The Lycian Way II (The Cost of Being Alive)
Patara, Turkey March 2013
Everything is free… Nothing is free… Aye… there’s the rub; the fine line which fractures humanity. The question arises every single day. Why do we have to pay money for food and shelter? The spiritual traditions tend to teach the opposite…love your neighbor; practice compassion, the golden rule. For me, at least, the spiritual traditions are but metaphors to describe an instinct that is real and present in all humans. Indeed, to push the concept into the realm of the radical, I would even suggest that the instinct is not just a human instinct but rather a fundamental force in the formula of the whole darn universe. The prophets call it kindness or love. Scientists call it entropy… the opposite of energy. The truth is; humans and all living things have a communal or social instinct.
No doubt, we have an individual instinct too. The other side of the equation. The energy that opposes the entropy. The two forces counter-balance one another and free will comes forth from the center. Unfortunately, these days, civilization is way out of balance. The controlling economic system penalizes the social instinct and rewards the selfish instinct. As such, finding that middle path in between love of self and love of others can be rather difficult. In other words, it’s not always easy to “be nice.”

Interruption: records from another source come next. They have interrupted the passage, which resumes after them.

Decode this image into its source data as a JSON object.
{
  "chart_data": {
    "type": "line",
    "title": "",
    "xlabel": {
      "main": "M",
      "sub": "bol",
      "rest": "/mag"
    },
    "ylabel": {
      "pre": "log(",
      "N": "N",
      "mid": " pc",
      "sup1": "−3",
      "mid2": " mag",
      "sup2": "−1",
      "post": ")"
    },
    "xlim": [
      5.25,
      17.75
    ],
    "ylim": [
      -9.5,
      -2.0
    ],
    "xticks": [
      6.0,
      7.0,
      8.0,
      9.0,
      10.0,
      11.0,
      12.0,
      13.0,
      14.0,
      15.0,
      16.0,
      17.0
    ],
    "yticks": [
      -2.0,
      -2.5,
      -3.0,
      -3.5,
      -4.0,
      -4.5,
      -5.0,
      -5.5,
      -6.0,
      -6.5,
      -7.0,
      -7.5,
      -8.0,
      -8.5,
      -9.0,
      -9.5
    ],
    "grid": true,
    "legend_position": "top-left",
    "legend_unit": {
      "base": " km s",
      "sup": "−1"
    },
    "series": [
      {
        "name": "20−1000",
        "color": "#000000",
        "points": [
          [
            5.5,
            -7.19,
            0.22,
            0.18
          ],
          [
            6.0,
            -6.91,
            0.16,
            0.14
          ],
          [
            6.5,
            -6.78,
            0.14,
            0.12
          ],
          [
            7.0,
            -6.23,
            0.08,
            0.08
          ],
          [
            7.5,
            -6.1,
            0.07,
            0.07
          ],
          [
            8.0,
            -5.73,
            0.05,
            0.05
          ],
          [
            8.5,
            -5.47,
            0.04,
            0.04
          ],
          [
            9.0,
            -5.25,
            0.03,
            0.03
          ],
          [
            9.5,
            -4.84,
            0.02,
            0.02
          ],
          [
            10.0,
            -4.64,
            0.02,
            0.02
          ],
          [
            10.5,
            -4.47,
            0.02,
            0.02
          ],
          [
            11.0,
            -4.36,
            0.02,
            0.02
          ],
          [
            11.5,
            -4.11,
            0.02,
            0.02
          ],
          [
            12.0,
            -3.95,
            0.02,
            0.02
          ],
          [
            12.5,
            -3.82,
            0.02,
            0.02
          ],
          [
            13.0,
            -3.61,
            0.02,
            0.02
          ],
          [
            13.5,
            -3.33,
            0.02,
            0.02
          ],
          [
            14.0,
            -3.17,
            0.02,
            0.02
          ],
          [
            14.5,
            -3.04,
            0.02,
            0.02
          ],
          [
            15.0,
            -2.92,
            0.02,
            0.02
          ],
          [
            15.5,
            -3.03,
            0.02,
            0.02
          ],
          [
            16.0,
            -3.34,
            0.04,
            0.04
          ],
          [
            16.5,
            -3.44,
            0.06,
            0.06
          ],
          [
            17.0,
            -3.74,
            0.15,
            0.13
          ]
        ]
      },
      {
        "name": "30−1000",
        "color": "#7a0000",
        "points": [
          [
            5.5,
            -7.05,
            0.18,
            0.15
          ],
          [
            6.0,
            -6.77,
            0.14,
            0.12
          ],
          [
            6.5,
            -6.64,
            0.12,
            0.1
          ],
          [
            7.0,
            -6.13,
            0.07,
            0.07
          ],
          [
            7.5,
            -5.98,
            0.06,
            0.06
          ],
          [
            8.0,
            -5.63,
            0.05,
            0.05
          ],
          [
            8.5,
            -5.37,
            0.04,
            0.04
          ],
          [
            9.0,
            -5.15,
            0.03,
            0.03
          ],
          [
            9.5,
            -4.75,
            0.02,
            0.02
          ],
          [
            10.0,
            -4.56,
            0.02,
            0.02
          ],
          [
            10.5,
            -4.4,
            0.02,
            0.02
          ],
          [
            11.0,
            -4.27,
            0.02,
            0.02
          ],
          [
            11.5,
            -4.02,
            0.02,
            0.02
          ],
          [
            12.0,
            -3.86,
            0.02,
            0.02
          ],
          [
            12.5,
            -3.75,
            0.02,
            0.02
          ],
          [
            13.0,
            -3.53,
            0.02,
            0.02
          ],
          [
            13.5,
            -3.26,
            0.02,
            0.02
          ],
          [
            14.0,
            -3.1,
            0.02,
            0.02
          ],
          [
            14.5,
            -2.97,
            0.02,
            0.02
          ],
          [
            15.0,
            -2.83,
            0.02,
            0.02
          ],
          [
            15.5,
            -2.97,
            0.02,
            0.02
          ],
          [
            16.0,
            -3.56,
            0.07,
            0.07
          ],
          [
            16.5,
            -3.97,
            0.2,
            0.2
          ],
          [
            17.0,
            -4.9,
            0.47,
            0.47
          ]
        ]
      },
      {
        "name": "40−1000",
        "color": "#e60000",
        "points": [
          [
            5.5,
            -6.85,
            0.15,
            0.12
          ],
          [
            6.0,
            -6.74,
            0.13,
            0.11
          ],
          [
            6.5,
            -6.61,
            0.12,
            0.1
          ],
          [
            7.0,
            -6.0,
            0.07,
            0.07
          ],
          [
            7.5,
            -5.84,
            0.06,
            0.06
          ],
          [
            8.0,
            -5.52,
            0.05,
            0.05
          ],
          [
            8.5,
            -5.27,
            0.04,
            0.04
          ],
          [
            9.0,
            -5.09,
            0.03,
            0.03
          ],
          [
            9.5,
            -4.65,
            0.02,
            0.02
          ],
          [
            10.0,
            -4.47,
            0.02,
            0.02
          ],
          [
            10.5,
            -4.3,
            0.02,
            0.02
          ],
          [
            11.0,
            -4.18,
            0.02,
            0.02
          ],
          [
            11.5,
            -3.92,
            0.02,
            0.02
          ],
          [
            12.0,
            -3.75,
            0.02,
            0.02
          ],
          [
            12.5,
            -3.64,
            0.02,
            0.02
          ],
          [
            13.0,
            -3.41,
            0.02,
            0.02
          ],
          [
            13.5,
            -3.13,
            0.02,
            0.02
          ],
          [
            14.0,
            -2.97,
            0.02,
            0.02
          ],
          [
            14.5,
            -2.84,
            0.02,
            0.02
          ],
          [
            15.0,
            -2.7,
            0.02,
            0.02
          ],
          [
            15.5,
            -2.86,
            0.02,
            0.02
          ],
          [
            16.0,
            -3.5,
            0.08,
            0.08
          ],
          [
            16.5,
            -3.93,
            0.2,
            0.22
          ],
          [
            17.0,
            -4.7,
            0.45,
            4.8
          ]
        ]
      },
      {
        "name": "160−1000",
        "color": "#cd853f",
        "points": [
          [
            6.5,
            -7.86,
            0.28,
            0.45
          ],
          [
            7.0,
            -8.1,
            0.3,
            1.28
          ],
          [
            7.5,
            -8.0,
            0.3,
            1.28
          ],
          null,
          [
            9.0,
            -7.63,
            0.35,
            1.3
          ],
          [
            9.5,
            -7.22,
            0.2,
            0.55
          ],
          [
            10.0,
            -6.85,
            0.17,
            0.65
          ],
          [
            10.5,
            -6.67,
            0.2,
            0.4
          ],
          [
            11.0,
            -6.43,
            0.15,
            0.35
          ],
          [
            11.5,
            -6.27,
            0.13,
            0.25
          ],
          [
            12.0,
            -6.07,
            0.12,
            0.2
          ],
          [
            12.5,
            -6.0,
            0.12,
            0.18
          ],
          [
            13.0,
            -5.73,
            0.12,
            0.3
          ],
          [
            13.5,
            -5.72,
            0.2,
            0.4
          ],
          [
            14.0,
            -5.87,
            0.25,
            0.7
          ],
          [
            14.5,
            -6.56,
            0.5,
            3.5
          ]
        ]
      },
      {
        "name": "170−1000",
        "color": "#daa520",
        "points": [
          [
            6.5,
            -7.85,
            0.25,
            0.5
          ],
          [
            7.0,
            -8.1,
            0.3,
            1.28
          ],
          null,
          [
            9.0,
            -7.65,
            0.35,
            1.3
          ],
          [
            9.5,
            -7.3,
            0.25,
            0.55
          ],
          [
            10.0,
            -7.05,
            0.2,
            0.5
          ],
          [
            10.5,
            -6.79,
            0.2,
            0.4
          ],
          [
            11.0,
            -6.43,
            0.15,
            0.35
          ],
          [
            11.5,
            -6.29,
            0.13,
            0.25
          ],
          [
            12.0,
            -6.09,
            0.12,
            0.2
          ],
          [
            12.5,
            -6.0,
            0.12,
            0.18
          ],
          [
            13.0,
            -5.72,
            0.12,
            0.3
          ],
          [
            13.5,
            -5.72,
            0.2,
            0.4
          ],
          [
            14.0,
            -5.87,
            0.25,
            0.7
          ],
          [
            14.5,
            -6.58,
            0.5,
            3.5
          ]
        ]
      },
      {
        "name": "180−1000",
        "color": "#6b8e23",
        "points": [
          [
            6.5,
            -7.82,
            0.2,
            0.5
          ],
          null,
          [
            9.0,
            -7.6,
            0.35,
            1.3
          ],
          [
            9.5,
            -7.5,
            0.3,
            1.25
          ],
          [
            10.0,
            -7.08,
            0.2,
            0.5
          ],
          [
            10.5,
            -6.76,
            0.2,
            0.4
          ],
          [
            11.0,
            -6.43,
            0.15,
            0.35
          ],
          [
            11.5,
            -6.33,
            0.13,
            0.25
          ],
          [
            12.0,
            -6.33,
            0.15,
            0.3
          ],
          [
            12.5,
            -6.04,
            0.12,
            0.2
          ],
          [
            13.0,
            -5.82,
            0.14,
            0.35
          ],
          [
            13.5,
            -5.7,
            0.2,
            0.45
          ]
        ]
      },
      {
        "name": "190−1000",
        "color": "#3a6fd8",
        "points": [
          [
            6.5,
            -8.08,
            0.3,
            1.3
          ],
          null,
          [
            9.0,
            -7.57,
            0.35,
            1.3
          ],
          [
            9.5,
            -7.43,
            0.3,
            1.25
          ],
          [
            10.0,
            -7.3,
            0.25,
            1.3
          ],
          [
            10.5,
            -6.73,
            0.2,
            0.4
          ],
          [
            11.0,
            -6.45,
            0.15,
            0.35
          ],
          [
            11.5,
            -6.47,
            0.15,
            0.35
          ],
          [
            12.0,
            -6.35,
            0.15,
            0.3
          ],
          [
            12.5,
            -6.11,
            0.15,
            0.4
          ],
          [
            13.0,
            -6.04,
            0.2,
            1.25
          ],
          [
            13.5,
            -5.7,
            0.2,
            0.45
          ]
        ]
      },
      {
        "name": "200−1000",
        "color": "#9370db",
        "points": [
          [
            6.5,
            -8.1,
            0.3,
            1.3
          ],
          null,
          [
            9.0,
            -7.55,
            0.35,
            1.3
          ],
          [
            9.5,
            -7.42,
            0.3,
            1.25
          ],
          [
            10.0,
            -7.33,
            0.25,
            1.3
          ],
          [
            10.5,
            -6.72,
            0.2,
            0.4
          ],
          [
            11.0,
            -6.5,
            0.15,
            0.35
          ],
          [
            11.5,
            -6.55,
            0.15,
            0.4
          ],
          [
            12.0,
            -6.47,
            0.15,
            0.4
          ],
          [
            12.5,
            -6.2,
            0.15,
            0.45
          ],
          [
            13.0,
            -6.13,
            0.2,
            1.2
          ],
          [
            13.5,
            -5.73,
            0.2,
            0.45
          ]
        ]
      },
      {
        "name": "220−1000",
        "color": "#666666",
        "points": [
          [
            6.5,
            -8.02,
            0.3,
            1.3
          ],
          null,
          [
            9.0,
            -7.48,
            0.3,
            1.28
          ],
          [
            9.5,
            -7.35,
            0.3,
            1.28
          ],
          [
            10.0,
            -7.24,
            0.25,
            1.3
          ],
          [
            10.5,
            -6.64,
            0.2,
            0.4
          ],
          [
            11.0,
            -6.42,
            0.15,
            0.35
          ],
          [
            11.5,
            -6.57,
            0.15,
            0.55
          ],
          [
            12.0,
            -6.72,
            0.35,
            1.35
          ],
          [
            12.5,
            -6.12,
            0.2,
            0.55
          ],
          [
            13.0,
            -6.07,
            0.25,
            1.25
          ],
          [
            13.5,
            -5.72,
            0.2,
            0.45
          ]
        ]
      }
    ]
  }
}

As the cold rain pours and the harsh wind blows outside, we are warm and cozy inside with candle lighting and amazing food. Ms. B and I are in the common room of a guest house on a hill overlooking the Mediterranean Sea. We are the only guests so we have the place to ourselves. But then, an angry young woman comes forth from the storm to interrupt our private romantic dinner. I am correct in my guess about her nationality. She is American. She is mad because she had arranged a free place to stay in the nearby village of Alinca but found the house closed, locked and empty upon arrival. Furthermore, the Turkish cell phone she bought for the trek is not functioning so she can’t call her friend back in Fethiye to find out why the house is locked and nobody’s home. The blowing wind and rain is a nightmare outside so she can’t set up her tent. She desperately needs a place to stay.
“No worries,” I tell her, “they have plenty of room here. It’s only 40 lira (20 bucks) with dinner and breakfast and the food is really amazing.”
“But I don’t have any money with me,” she says. “I was planning to stay everywhere for free.”